Splunk Engineer

Are you an accomplished Splunk expert and have experience in IT security and security controls?

Do you desire to be a valued member of a team delivering high-end IT services and consulting for a cabinet-level Federal Government agency?

Hill Associates is searching for a Splunk Engineer to support a fast-paced cabinet-level Department’s Office of the Chief Information Officer (OCIO) organization. You will be a Splunk SME to assist the Department in developing, engineering, and implementing a new Department-wide Splunk capability to facilitate operational security data ingest and metrics, advanced data analytics, and security reporting to both internal and external government consumers.

What You Will Get to Do:

  • Serve as a subject matter expert (SME) to use Splunk as part of a department-wide effort to achieve efficiencies and orchestration across various Splunk deployments (silos) into a more unified architecture and operational security capability.
  • Quickly learn and assimilate the complicated set of Splunk system owners, capabilities, data types, indexes, data repositories, and consumers across multiple organizational components.
  • Analyze existing ingested data to respond to evolving business, IT, and security functions.
  • Serve as a Splunk technical engineer to implement requirements and assist with devising a new, to-be architecture to satisfy Department-level requirements.
  • Use your in-depth knowledge of Splunk on-premises and cloud deployments to assist with identifying the most effective and efficient way to deploy Spunk capabilities (e.g., search heads, forwarders, indexers) to achieve desired outcomes.
  • Inventory and assess data sources and inputs and ensure this data is prioritized and properly formatted for Splunk ingest and report generation.
  • Work on the Continuous Diagnostics and Mitigation Program (CDM) verifying accuracy between layers and testing and installing required apps and add-ons.
  • Turn data into action with intelligent analytics and clear insights. Define raw input requirements to support data models as well as final outputs required to ensure Department personnel can assess the security status of computing systems and produce readable, understandable summary reporting.
  • Utilize Splunk to develop data requirements, data catalog(s), data descriptions, data sources, and data formatting to ensure that security controls can be measured and managed across on-premises and cloud IT services.
  • Develop dashboarding or other automated data presentation designs.
  • Interact with team members to integrate and migrate customers into a centralized Enterprise Splunk instance.
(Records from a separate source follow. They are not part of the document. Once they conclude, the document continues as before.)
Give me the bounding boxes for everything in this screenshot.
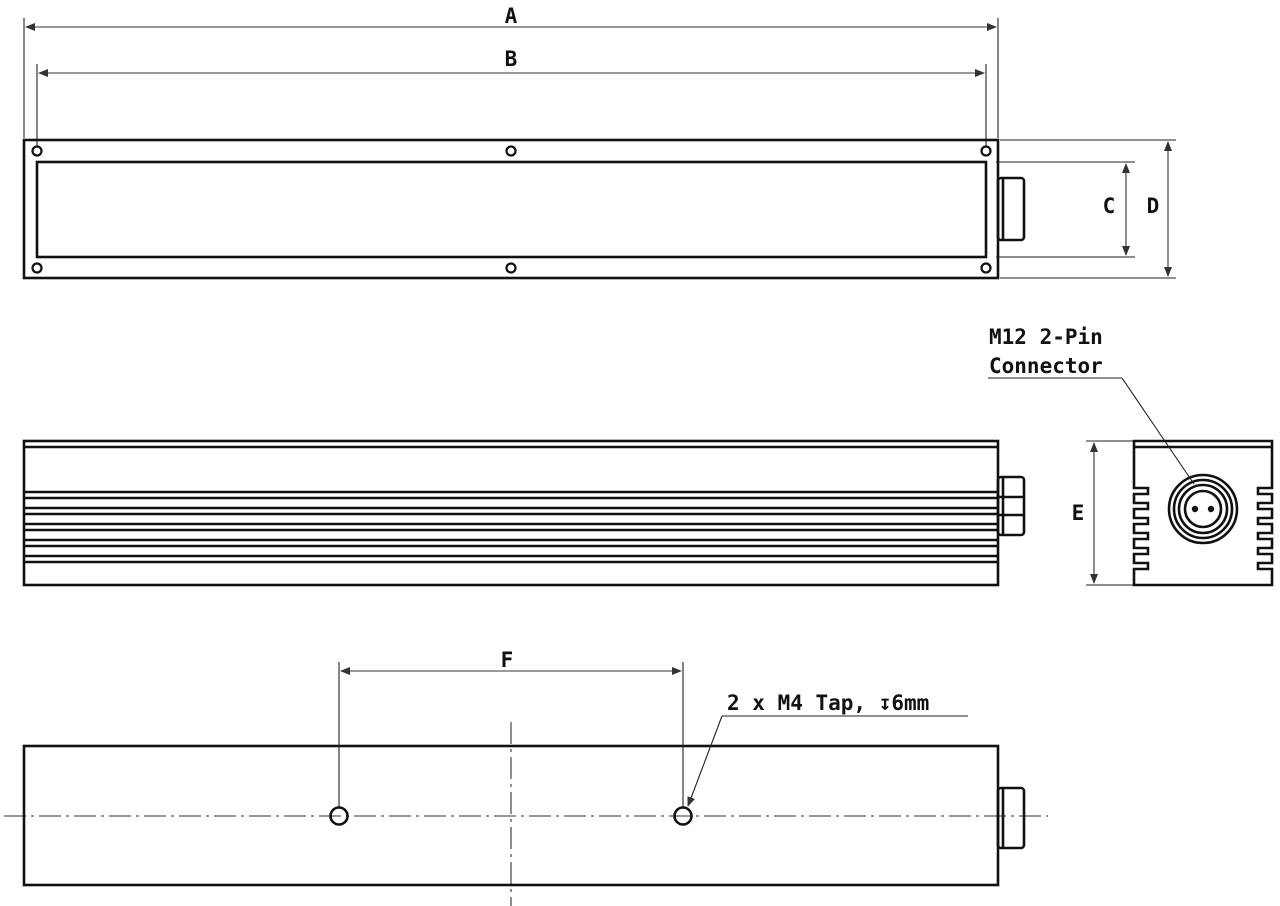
emitting-window-outline xyxy=(35,160,988,259)
dimension-b-label: B xyxy=(505,47,518,71)
end-view: E M12 2-Pin Connector xyxy=(988,325,1274,587)
dimension-a-label: A xyxy=(505,4,518,28)
side-view xyxy=(22,439,1026,587)
mounting-hole xyxy=(31,145,43,157)
dimension-d: D xyxy=(1000,139,1176,279)
m4-tap-hole xyxy=(673,806,693,826)
mounting-hole xyxy=(980,145,992,157)
dimension-f-label: F xyxy=(501,648,514,672)
cooling-fins xyxy=(24,490,998,564)
dimension-f: F xyxy=(338,648,684,807)
dimension-c: C xyxy=(996,161,1135,258)
mounting-holes xyxy=(31,145,992,274)
m4-tap-hole xyxy=(329,806,349,826)
connector-top-view xyxy=(996,176,1026,242)
dimension-b: B xyxy=(36,47,987,150)
connector-pin xyxy=(1207,505,1215,513)
connector-bottom-view xyxy=(996,786,1026,850)
mounting-hole xyxy=(505,145,517,157)
bottom-view: F 2 x M4 Tap, ↧6mm xyxy=(4,648,1048,906)
m12-connector-face xyxy=(1167,473,1239,545)
dimension-e: E xyxy=(1072,440,1134,586)
connector-pin xyxy=(1191,505,1199,513)
tap-note: 2 x M4 Tap, ↧6mm xyxy=(727,691,929,715)
mounting-hole xyxy=(505,262,517,274)
connector-note-line1: M12 2-Pin xyxy=(989,325,1103,349)
mounting-hole xyxy=(980,262,992,274)
top-view: A B C xyxy=(22,4,1176,280)
dimension-c-label: C xyxy=(1103,194,1116,218)
mounting-hole xyxy=(31,262,43,274)
housing-end-profile xyxy=(1132,439,1274,587)
dimension-d-label: D xyxy=(1147,194,1160,218)
connector-side-view xyxy=(996,475,1026,537)
dimension-a: A xyxy=(23,4,999,138)
connector-note-line2: Connector xyxy=(989,354,1103,378)
dimension-e-label: E xyxy=(1072,501,1085,525)
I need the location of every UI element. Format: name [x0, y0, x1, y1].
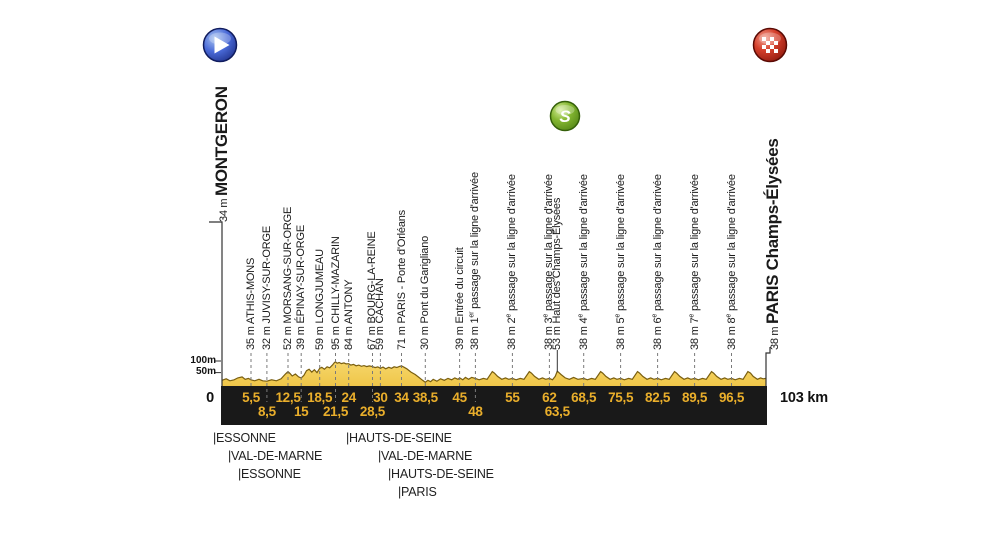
- waypoint-gridlines: [250, 353, 732, 402]
- elevation-profile-fill: [222, 361, 766, 386]
- checker-square: [770, 37, 774, 41]
- elevation-profile-outline: [221, 361, 766, 383]
- checker-pattern: [762, 37, 778, 53]
- finish-checkered-icon: [752, 27, 788, 63]
- checker-square: [774, 49, 778, 53]
- distance-axis-band: [221, 386, 767, 425]
- elevation-axis-ticks: [214, 360, 221, 374]
- checker-square: [762, 45, 766, 49]
- sprint-icon: S: [549, 100, 581, 132]
- elevation-profile-area: [221, 361, 766, 386]
- sprint-letter: S: [559, 107, 571, 126]
- start-leader-line: [209, 221, 223, 386]
- checker-square: [766, 41, 770, 45]
- checker-square: [770, 45, 774, 49]
- checker-square: [762, 37, 766, 41]
- start-play-icon: [202, 27, 238, 63]
- finish-leader-line: [765, 347, 771, 386]
- leader-lines: [209, 221, 771, 386]
- checker-square: [766, 49, 770, 53]
- checker-square: [774, 41, 778, 45]
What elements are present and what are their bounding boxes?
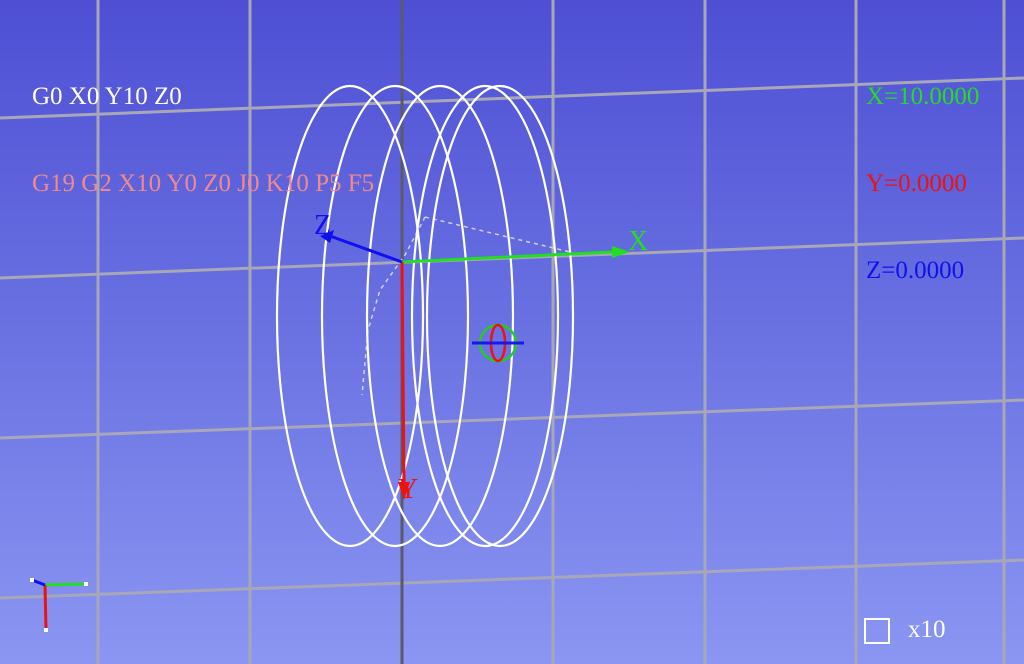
position-readout: X=10.0000 Y=0.0000 Z=0.0000 [866, 24, 979, 343]
z-axis-line [329, 234, 403, 264]
x-axis-arrowhead [612, 246, 630, 258]
rapid-move-path [361, 216, 571, 396]
x-position: X=10.0000 [866, 83, 980, 110]
tool-marker-icon[interactable] [472, 323, 524, 363]
y-axis-label: Y [398, 474, 419, 505]
gcode-display: G0 X0 Y10 Z0 G19 G2 X10 Y0 Z0 J0 K10 P5 … [32, 24, 374, 256]
orientation-triad-icon [30, 578, 88, 632]
y-axis-arrowhead [398, 482, 410, 500]
x-axis-line [401, 250, 613, 264]
helix-toolpath [275, 84, 575, 548]
z-axis-label: Z [314, 210, 332, 241]
z-axis-arrowhead [320, 230, 334, 243]
y-axis-line [400, 261, 406, 486]
zoom-scale-widget[interactable]: x10 [862, 614, 972, 648]
z-position: Z=0.0000 [866, 257, 965, 284]
y-position: Y=0.0000 [866, 170, 967, 197]
zoom-box-icon[interactable] [864, 618, 890, 644]
gcode-line-2: G19 G2 X10 Y0 Z0 J0 K10 P5 F5 [32, 170, 375, 197]
zoom-scale-label: x10 [908, 616, 946, 643]
gcode-line-1: G0 X0 Y10 Z0 [32, 83, 182, 110]
x-axis-label: X [628, 226, 649, 257]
You Will Bring These Qualifications:

  • Minimum fifteen (15) years of experience with the Splunk environment, including Splunk’s unique investigative approach to data analysis.
  • Experience with on-premises and cloud (MSSP) Splunk system deployments and the pros/cons of each approach.
  • Experience in using Splunk for data collection, formatting, presentation, and preservation.
  • Strong experience in Splunk for ingest of data across a variety of applications and users.
  • Working in large enterprise environments leveraging clustering technologies and multiple Splunk instances.
  • Experience in the presentation of data requirements, solutions, and outputs to system owners and executive leadership.
  • Ability to capture high-level technical information in a clear, concise manner.
  • Strong communication skills to understand and communicate data scope, breadth, and depth.
  • Ability to think creatively and adapt creative thinking to what works for the organization.
  • Splunk Certifications, Splunk Enterprise Certified Administrator or Splunk Enterprise Certified Architect.
  • U.S. Citizen.
  • Active US Government Clearance at the Secret level or higher is a MUST.
  • Masters degree – such as Cybersecurity, IT Systems, Software Engineering, Network Engineering, or a related field of study.
  • Exceptional organizational and time-management skills.
  • Experience working with and in Government projects desired.

What We Can Offer You:

Hill Associates is an affirmative action and equal opportunity employer. Employment decisions will be made without regard to race, color, religion, sex, age, national origin, military status, veteran status, handicap, physical or mental disability, sexual orientation, gender identity, genetic information or other characteristics protected by law.

If you have visited our website for information about employment opportunities, or to apply for a position, and you require an accommodation, please contact Hill Associates Recruiting Team at 202-656-6505 or via email at careers@hillasc.com. All information you provide will be kept confidential and will be used only to the extent required to provide needed reasonable accommodation.

Hill Associates offers a comprehensive, total rewards package that includes competitive compensation and a flexible benefits package that reflects our commitment to creating a diverse and supportive workplace.